Profissionais que deixaram suas casas para viver no trabalho explicam como é atuar no tratamento de quem tem doenças graves durante a pandemia

A palavra paliativo vem do latim pallium, que significa acolher, cuidar, amparar. A medicina paliativa valoriza justamente o cuidado do paciente e é um complemento aos tratamentos. Quem recebe o diagnóstico de uma doença crônica grave ou terminal, por exemplo, pode receber essa atenção especial. Não apenas o doente, mas toda a família que o acompanha.

“Uma pessoa que está muito doente precisa de uma escuta ativa, o ser humano chega aqui no limite e a perspectiva da morte gera dor e profunda angústia existencial”, diz Samir Salman, superintendente do Hospital Premier, especializado em medicina paliativa.

Diante do desafio de tratar pacientes sob cuidados paliativos em meio à pandemia de covid-19, o hospital paulista decidiu fechar as portas para proteger todos e barrar o novo coronavírus desde o dia 25 de março.

“Foi uma atitude ousada, mas estamos preservando a vida dos pacientes e dos profissionais que trabalham conosco”, explica Samir.

Difícil decisão

A enfermeira Bianca Vieira conta que não foi uma decisão fácil se mudar para o hospital.
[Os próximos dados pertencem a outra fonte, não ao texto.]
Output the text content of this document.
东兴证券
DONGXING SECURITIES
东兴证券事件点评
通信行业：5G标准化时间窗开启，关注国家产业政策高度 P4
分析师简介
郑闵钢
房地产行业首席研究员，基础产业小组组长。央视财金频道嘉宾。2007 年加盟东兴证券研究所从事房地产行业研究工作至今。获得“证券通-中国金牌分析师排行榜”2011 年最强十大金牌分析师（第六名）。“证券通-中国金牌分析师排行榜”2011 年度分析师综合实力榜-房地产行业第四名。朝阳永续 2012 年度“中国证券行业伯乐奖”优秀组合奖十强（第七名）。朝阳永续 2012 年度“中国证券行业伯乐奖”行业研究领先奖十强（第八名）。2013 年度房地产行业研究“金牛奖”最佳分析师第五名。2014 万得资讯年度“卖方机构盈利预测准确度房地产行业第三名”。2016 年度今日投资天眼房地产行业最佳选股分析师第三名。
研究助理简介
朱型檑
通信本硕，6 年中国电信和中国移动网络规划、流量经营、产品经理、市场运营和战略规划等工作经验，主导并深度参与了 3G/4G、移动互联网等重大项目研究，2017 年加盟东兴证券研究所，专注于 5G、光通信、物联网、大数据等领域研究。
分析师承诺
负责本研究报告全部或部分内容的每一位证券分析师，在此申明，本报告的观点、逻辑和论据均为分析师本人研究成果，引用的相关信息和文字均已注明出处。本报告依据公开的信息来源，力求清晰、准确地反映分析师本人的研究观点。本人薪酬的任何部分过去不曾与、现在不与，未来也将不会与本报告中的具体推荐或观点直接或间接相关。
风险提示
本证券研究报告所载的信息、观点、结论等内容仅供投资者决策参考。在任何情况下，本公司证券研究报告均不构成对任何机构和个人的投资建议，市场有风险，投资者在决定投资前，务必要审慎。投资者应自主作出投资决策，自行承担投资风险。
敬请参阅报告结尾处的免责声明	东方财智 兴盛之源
Recém-casada, a jovem perdeu o chão quando a proposta chegou.

“O primeiro impacto foi pensar: vai ser uma loucura, muita gente junta no mesmo lugar, isso vai dar certo? Como será com as roupas?”, conta Bianca. “Eram muitas dúvidas sem resposta.”

Alojamentos foram organizados para os funcionários
Divulgação

Bianca chegou em casa e conversou com o marido, que optou por deixá-la livre para tomar a decisão. “Pensei bem, não conseguiria ficar longe dos meus pacientes nesse momento e decidi ficar no hospital.”

Médicos e pacientes

Formado em Medicina pela Universidade Federal de Belém, Welissom Souza decidiu vir morar em São Paulo para se especializar em geriatria. O cuidado com o ser humano de uma maneira integral o levou à especialização em cuidados paliativos.

O médico decidiu cursar medicina após acompanhar a avó em um tratamento cardíaco. “Percebi que os médicos, de maneira geral, se preocupavam muito com o quadro clínico, mas se esquecem do ser humano que está ali.”

Cuidado paliativo: o ser humano visto como um todo
Ruam Oliveira/Hospital Premier/Divulgação

A Dona Carmem — como Welissom se refere carinhosamente à avó — morria de medo de hospital, agulhas e da morte. “Ninguém parou para ouvir ou deu a atenção que ela precisava naquele momento.”

O médico lembra emocionado o tratamento de câncer no pâncreas que a mãe fez no próprio hospital em que trabalha. “Ela veio para São Paulo e passou o último mês de vida aqui e foi quando deixei de ser o médico e passei a ser cuidador como o filho.”

Mesmo com a relação afetiva com a instituição, a decisão de morar ali balançou Welissom. “Nunca imaginei viver 24 horas em um hospital, fui processando a informação, lendo o que estava acontecendo na Europa na época e entendi que situações extremas exigem medidas extremas.”

Da cozinha para o hospital

Mesmo quem nunca imaginou trabalhar dentro de um hospital precisou tomar essa decisão de ficar afastado de tudo e todos. O chef Pedro Schatz estava na cozinha de um restaurante de comida vegetariana antes de começar a preparar as refeições da equipe de funcionários e de pacientes do Premier.

Alimentos frescos são higienizados fora da cozinha
Ruam Oliveira/Divulgação Hospital Premier

“Com a quarentena, minha companheira, que trabalha no hospital, me convidou para preparar as refeições dos funcionários”, lembra Pedro.

Assim, comida que antes era entregue pronta passou a ser preparada na cozinha do hospital para diminuir os riscos de contaminação com o novo coronavírus. Os alimentos frescos chegam pela manhã e passam por um processo de desinfecção antes de chegar à cozinha.

Apesar de vegetariano, o chef prepara os pratos que levam carne e demonstra satisfação no papel que exerce no dia a dia dos pacientes. “Nesse momento, temos de dar o máximo de conforto às pessoas que estão vivendo aqui e a comida tem esse papel”, diz.

Rotina na quarentena

Para a equipe de enfermagem, os primeiros dias foram os mais intensos. “Trabalhamos muito, sentíamos a responsabilidade de que tudo precisava dar certo”, explica Bianca.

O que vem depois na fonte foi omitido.